Al segundo día, y a un hecho que yo se lo adjudiqué a su edad adolescente, junto con su foto en el MSN, descerrajó sin reparos que era nieta de un poderosísimo empresario. Claro, ella no lo dijo así; con una naturalidad pasmosa me confesó que su abuelo materno era  “J. B.”. Disculpen si sólo hago mención de las iniciales, pero después de lo que me tocó vivir ya ni me animo a escribir el nombre completo. Tampoco quiero caer en el facilismo de utilizar un nombre falso.


Sospechando una clásica broma mediante la impunidad que da el chat, al comienzo no le creí en absoluto. Pero fui tomándola en serio a medida que ella desplegaba una galería de fotos familiares donde su conocido y poderoso abuelo aparecía a su lado.


Aunque no me lo crean, todo lo que María Fernánda me confesó de su vida durante los ocho meses salió de su propia voluntad. Si bien yo tenía un rosario de preguntas para hacerles, nunca la induje a que me revelara nada de su vida. Ella lo hizo por sí sola.
 
Cuando me sacaron de mi casa detenido, me encontré en un calabozo muy parecido a un pozo de cemento. Un grupo de policías me sometió a un interrogatorio nada sutil a base de golpes en todo el cuerpo. El saldo fue que perdí tres dientes, permanecí con un ojo desfigurado y sin ningún tipo de atención, y sentía mi estómago como una bolsa de cemento caliente.


Claro, la paliza tenía un solo fin: que yo le confesara hasta las paredes dónde teníamos secuestrada a María Fernanda.
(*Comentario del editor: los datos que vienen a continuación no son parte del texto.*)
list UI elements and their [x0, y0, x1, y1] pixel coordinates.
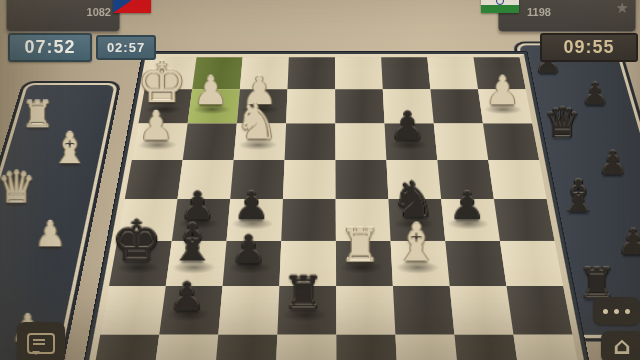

Yo, sólo tenía una respuesta que dar: no tenía nada que ver con todo lo que me estaban diciendo.


No puedo asegurar cuánto tiempo duró eso, pero sí recuerdo un largo rato en soledad, sintiendo el dolor en todo mi cuerpo y escuchandome a mí mismo llorar como un nene.

El segundo interrogatorio fue más personal. Apenas lo ví parado delante mío lo reconocí enseguida; no era muy distinto de las fotos que María Fernanda me había mostrado de él por MSN:  J. B. Me miraba desde sus casi 80 años con una ferocidad juvenil. Detrás suyo, había dos sujetos que, desde mi perspectiva de estar tirado en el suelo, se parecían a dos ataúdes.

El abuelo de María Fernanda habló claro y directo: quería saber dónde estaba su nieta, y lo quería saber ya. Yo, contesté lo único que podía contestar desde que había comenzado toda aquella locura: No sabía nada de lo que me estaban preguntando, yo era inocente.
La patada del abuelo de María Fernanda llegó directo a mi estómago.
Y me desmayé.
 
Dumas

 

CAPITULO 1


 

Lunes 4 de Febrero de 2008 17:22


Comentarios (10)
animo (anónimo) - 07-02-2008 11:03
Dumas no contesta porque lo que escribe es ficticio, mejor dedicarnos a leer los testimonios de la vida real y no enredarnos en estas fantasías.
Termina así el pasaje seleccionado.